Be Yourself

By Lady RuNett, April 30, 2019 — I come from a family where the women were not expected to be outspoken or verbally defend themselves. I remember as a child, my maternal grandmother would constantly say, “You shouldn’t feel like that.” As a result, my mom and my aunts seldom made their feelings known and carried a lot of “stuffed pain.”

My mother was not allowed to show how upset she was and reveal how much she hated doing recitals when it kept her from making friends. She loved playing the piano but she had no desire to be a concert pianist. That was my grandmother’s dream. So, my mom, much to her mom’s disappointment did not force me to take piano lessons. My mother saw that I liked singing so she encouraged me to sing but under no circumstances did she want me to be her clone. So, when I would get the question, “How come you don’t play piano like your mother?” My mother would answer, “I want her to be herself.”

This had a great impact on me while I was growing up and discovering who I was. My mother encouraged me to be myself but my grandmother and my aunts were constantly telling me how a lady should be and act. I was being conditioned to suppress my anger, my sadness or my frustration because “a lady maintains dignity and poise at all times.”

None of this helped when I married a man who thought that the only valid emotion was anger. If I was sad, depressed, frustrated or disappointed; he assumed I was angry because it all looked the same to him. I was grateful the day I met a counselor who finally understood my dilemma. I confided that I was conflicted because the words, “you shouldn’t feel like that” still played over and over in my head. To my surprise, the counselor told me that I had every right to my feeling, including my anger. Since she was also a Christian minister, she added that the Bible says to “be angry and sin not” It does not say, don’t be angry. She told me that it was more important for me to deal with that anger in ways that were not negative or harmful to myself or others.
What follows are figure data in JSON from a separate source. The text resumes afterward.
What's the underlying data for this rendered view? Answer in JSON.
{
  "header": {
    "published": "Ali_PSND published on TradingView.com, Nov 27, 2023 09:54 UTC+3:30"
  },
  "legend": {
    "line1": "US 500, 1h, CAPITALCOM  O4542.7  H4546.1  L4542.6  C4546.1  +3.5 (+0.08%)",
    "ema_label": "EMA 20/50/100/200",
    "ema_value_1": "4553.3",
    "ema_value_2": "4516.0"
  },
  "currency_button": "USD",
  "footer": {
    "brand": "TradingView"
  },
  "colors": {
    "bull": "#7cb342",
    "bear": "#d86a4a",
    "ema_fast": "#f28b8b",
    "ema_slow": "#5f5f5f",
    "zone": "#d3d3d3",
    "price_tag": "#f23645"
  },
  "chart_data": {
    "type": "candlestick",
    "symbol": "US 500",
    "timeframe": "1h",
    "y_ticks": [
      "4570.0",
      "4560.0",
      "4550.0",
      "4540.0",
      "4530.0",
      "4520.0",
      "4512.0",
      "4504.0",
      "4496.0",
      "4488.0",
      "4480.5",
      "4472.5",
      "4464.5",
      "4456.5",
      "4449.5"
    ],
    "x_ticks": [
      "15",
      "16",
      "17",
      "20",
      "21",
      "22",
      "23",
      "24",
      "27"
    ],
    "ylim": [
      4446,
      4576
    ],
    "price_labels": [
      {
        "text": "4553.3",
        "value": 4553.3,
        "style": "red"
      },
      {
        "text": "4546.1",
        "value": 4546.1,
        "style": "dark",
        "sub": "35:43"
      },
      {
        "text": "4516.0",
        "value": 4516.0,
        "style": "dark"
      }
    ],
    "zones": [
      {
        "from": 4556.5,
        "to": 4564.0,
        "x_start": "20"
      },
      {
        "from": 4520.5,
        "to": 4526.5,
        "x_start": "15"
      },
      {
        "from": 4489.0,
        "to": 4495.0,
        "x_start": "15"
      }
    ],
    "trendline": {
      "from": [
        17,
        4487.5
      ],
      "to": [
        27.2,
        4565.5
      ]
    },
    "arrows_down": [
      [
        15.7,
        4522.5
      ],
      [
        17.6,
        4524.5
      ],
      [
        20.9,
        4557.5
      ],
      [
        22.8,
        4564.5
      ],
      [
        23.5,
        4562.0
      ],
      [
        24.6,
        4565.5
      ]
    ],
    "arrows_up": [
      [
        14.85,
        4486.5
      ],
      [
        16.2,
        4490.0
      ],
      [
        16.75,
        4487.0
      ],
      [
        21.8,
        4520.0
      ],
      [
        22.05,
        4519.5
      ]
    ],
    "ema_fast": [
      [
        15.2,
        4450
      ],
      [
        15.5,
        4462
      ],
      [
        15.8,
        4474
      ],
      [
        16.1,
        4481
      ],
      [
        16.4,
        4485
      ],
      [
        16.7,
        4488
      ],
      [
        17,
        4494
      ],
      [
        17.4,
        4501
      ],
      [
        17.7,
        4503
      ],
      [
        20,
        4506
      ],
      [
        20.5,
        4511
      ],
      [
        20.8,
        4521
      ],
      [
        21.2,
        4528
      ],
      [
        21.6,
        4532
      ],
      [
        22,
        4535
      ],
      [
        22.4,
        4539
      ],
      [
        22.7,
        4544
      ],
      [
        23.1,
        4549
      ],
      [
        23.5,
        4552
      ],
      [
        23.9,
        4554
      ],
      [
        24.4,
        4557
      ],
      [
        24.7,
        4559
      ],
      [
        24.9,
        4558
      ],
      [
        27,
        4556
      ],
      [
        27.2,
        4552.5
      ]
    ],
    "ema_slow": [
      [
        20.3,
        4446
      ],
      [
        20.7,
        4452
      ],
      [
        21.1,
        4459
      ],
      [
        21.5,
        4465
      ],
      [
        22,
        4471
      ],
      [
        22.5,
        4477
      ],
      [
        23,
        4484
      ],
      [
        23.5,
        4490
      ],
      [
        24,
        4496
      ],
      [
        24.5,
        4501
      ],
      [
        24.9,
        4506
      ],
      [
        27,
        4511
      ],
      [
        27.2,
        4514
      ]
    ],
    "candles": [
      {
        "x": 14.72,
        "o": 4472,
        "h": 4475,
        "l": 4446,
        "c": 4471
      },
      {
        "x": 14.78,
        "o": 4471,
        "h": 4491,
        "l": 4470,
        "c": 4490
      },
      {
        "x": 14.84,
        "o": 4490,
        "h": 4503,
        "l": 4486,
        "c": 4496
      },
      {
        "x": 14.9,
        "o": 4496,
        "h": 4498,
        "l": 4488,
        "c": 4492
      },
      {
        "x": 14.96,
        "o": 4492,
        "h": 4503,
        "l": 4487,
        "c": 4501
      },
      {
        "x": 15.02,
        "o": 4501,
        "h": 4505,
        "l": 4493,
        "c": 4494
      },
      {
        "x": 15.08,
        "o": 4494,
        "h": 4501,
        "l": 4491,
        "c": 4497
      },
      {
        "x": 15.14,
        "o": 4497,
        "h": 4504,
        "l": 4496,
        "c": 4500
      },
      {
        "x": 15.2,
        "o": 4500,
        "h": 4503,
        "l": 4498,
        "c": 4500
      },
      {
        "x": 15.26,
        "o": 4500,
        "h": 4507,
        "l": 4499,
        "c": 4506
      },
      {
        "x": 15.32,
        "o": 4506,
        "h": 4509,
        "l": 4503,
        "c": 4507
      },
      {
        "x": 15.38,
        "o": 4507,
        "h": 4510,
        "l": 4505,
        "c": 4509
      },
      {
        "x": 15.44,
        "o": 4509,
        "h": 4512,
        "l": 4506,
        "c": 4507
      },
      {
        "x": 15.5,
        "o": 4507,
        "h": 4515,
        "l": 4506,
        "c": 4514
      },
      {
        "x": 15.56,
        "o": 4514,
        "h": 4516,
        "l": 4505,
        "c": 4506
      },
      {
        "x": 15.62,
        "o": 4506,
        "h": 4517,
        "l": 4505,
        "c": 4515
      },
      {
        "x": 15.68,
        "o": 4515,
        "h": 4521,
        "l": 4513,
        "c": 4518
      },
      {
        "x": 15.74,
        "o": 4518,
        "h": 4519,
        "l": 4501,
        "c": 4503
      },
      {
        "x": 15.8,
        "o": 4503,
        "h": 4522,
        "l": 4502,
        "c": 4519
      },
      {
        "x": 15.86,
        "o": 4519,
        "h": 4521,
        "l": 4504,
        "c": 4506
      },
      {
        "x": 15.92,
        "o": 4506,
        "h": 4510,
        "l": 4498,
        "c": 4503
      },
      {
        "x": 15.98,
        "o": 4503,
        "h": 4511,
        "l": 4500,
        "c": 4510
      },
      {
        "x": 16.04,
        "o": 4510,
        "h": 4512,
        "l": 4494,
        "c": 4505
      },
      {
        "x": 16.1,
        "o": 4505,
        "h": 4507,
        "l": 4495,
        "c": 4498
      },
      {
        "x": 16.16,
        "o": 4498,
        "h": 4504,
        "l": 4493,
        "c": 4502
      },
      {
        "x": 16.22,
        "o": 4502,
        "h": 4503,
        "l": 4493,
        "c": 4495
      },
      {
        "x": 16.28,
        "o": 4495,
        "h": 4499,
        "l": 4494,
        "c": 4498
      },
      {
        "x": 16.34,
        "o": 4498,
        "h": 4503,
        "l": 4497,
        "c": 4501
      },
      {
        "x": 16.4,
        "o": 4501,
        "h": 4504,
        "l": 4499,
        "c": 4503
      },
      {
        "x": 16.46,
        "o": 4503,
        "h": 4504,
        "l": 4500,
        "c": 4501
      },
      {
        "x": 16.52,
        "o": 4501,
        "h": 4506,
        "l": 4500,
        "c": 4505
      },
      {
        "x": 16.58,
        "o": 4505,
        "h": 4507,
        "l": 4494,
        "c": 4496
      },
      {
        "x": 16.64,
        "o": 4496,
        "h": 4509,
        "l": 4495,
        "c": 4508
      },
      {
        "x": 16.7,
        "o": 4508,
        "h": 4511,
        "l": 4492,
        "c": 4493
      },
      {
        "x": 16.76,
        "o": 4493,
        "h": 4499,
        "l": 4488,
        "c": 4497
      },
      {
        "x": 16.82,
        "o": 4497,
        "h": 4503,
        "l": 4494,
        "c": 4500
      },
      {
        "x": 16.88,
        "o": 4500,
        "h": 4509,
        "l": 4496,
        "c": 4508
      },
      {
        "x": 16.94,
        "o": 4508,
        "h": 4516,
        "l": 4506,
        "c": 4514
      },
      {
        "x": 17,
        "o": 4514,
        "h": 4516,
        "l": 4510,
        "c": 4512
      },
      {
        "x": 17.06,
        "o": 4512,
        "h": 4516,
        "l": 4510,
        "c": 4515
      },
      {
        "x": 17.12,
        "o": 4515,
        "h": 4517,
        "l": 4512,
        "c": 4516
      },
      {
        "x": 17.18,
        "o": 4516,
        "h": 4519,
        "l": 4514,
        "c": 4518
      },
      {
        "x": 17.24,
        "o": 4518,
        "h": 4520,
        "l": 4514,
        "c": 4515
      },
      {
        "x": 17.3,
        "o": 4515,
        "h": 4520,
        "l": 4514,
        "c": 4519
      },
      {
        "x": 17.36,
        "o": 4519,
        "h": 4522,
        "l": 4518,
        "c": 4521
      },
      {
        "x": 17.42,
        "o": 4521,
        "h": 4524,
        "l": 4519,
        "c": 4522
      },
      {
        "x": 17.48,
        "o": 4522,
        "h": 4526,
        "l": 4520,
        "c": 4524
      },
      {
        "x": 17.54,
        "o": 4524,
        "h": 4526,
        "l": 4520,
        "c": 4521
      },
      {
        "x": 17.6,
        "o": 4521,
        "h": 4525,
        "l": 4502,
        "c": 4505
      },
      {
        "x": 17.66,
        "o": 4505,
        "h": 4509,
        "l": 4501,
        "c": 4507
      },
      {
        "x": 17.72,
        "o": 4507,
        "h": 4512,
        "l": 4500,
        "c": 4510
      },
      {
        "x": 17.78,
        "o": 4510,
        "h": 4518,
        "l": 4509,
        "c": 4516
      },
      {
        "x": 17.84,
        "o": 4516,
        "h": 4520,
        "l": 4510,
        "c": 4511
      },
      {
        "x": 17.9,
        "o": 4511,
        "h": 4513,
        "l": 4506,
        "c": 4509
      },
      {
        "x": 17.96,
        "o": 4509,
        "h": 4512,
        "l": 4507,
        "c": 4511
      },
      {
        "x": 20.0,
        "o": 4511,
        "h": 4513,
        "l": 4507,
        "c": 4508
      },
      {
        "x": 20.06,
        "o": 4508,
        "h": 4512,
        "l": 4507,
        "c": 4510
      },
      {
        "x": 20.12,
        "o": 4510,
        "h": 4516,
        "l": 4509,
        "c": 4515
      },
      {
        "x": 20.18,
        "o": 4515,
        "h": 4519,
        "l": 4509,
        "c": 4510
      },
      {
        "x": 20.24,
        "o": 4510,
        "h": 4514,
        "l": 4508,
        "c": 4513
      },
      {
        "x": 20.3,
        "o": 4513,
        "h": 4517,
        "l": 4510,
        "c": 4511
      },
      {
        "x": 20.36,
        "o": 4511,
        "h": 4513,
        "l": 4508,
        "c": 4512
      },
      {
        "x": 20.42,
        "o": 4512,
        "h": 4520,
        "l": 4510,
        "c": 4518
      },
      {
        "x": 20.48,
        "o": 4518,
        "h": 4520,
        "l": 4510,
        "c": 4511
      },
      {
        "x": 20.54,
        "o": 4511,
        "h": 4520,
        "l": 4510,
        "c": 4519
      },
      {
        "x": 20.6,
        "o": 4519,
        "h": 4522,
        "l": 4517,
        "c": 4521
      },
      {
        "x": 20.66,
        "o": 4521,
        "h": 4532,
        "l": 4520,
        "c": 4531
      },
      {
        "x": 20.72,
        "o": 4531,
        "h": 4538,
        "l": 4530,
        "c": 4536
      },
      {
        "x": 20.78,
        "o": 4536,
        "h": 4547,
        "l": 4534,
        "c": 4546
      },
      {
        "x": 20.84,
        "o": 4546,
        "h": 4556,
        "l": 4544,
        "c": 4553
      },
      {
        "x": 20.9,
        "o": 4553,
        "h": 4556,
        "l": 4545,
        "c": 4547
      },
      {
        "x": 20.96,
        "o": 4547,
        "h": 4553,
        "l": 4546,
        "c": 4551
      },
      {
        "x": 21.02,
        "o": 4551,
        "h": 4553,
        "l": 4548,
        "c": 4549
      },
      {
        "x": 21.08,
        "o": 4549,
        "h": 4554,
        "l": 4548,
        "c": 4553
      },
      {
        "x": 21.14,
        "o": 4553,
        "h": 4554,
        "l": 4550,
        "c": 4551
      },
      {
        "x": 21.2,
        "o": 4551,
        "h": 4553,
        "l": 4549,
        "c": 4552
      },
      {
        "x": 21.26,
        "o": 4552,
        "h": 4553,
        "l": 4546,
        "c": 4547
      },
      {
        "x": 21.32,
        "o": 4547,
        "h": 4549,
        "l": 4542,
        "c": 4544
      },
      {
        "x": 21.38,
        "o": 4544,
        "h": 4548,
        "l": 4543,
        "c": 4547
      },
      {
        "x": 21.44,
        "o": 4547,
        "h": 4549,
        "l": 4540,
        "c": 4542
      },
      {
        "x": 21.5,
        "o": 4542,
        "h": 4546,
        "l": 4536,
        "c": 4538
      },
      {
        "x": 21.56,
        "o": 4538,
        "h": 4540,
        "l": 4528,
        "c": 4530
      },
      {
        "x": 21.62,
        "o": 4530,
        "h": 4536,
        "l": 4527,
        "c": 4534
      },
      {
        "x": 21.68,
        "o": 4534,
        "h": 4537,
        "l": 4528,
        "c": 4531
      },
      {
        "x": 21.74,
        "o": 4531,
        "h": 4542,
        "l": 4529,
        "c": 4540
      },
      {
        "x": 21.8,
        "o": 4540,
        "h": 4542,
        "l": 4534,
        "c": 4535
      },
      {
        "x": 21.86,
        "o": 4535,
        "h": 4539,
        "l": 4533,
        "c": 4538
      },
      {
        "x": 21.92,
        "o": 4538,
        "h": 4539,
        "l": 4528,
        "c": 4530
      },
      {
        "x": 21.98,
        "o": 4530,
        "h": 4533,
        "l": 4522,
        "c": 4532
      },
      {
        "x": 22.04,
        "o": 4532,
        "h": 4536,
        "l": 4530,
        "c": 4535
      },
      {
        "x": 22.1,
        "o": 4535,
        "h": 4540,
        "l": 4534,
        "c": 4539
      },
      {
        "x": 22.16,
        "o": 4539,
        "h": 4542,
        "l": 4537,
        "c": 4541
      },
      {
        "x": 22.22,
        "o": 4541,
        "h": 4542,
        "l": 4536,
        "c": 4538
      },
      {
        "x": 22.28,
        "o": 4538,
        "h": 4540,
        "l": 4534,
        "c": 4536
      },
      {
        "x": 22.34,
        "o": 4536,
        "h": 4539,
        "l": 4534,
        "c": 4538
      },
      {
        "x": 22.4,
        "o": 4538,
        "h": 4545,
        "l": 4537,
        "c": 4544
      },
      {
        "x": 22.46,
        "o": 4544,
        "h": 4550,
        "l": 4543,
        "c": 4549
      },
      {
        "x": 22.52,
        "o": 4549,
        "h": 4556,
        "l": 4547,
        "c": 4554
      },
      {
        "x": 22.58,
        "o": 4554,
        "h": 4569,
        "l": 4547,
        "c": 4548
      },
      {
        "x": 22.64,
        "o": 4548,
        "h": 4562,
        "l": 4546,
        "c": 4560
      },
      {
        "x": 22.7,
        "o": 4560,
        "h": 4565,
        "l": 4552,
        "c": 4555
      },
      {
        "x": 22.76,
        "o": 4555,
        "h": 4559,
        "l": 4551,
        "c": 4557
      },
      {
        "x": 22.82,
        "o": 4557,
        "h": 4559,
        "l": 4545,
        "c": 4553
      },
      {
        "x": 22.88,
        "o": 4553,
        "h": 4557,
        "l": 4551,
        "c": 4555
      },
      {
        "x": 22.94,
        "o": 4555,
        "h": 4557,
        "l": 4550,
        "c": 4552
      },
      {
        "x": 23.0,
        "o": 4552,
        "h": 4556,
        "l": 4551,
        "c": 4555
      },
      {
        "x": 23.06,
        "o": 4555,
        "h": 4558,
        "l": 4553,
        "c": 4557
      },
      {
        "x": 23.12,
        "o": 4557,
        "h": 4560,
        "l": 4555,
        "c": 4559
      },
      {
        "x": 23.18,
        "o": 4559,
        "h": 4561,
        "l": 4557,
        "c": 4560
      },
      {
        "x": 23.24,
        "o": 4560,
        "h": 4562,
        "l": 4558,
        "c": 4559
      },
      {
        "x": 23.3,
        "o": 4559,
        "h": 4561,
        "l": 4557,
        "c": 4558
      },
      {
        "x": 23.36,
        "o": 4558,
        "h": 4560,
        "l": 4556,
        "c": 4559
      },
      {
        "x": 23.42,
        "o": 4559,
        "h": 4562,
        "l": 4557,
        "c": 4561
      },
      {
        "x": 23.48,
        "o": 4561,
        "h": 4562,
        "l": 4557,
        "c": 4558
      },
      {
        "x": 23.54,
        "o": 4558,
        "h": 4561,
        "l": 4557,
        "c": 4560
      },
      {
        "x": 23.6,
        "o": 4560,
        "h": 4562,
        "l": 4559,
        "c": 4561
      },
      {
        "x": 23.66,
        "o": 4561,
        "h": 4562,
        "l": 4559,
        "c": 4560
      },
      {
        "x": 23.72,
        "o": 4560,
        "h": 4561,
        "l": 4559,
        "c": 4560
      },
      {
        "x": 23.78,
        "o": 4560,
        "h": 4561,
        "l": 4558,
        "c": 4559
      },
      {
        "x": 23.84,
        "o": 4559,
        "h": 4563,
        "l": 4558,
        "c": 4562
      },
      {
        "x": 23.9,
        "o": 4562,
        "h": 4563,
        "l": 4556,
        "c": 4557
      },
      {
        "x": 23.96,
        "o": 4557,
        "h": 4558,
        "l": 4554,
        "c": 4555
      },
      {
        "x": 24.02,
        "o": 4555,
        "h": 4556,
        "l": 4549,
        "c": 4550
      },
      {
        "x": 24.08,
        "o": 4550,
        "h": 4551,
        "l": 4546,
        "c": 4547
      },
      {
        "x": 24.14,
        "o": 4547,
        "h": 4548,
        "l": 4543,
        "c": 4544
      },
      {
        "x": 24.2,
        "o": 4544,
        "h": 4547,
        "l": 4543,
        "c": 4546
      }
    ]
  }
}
So, I learned how to handle my emotions better.

I certainly know how we, as Black people feel about counselors. My grandmother would call it airing one’s dirty laundry in public. Still, I am grateful that I was smart enough to seek out a counselor and I found a wise one.  I learned that sometimes it is best to be by myself and deal with my feelings prayerfully. Most people kneel down to pray. I prefer to find a doorway, a window or even go outside and look up to the sky. I find that doing that gives me solace and after a few deep breaths and a prayer, I go back to having a good day. Thank God, I can be myself.